The minority ethnic population accounts for 8.41 percent of the
total population which stands at 1.29 billion, according to figures
released by the National Bureau of Statistics after the latest
national census.
Over two thirds of the nation's minority population inhabit the
landlocked western regions, according to sources from the State
Ethnic Affairs Commission.
The majority of the 150 autonomous counties across the country lag
far behind the relatively developed coastal provinces and rely on
financial support from the government.
China has five autonomous regions in Xinjiang, Tibet, Inner
Mongolia, Ningxia and Guangxi, all covered by the nation's go-west
program, which was initiated last year.
The right of national autonomy was stipulated in the nation's
Constitution as a basic political system.

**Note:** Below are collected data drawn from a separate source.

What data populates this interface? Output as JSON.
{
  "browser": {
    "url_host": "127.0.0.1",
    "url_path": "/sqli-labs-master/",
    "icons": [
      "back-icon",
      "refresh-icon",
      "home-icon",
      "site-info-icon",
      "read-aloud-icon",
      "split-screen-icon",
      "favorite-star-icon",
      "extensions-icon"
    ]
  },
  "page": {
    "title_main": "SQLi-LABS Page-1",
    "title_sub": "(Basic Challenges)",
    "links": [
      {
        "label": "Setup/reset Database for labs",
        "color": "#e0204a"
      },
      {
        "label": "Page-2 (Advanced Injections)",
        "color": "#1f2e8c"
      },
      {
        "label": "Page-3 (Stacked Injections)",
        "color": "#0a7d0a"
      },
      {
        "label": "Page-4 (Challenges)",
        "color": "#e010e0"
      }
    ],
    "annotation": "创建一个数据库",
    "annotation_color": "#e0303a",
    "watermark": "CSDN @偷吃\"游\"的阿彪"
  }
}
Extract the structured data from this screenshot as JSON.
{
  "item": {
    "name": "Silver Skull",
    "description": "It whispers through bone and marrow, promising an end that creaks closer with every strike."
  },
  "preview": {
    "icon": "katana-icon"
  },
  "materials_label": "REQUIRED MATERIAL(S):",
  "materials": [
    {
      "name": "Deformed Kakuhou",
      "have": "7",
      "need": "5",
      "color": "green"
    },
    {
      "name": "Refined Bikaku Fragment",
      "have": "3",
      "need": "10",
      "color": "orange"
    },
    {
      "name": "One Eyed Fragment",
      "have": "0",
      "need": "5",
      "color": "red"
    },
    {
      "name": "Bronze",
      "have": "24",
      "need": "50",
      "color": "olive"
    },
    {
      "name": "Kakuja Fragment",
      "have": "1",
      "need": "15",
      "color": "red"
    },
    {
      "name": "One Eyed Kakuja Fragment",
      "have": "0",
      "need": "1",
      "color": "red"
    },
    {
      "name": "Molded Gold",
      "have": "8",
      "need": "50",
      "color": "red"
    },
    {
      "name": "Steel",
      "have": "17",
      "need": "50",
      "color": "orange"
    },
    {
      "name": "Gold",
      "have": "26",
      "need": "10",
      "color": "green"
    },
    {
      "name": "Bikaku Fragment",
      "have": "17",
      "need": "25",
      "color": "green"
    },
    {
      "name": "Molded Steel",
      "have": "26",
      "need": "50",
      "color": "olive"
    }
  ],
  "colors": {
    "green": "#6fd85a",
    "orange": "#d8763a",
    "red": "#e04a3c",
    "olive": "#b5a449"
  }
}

The law has successfully translated this constitutional right into
concrete measures to guarantee the realization of the right, said
Wang Chaowen, a member of the NPC Ethnic Affairs Committee.
The Law on Regional National Autonomy came into force in 1984.
The NPC Standing Committee, the top legislative body in the nation,
adopted amendments to the law in February.
The amendments legalized preferential policies that the central
government gives to autonomous ethnic minority regions in the
fields of finance, foreign trade, infrastructure construction,
protection for the environment and cultural and educational causes
in the regions.
The amended law stipulates that various levels of government should
increase financial aid and investment to ethnic autonomous
regions.
The amendments, which focus on sustainable development, will give
new momentum to the economic development of minority ethnic
regions, said Zhao Yannian, vice-director of the Ethnic and
Religion Commission with the National Committee of the Chinese
People's Political Consultative Conference (CPPCC).
The seminar was sponsored by the United Front Work Department of
the Central Committee of the Communist Party of China, the NPC
Ethnic Affairs Committee, the State Ethnic Affairs Commission, the
Legislative Affairs Office with the State Council and the Ethnic
and Religion Commission of the CPPCC National Committee.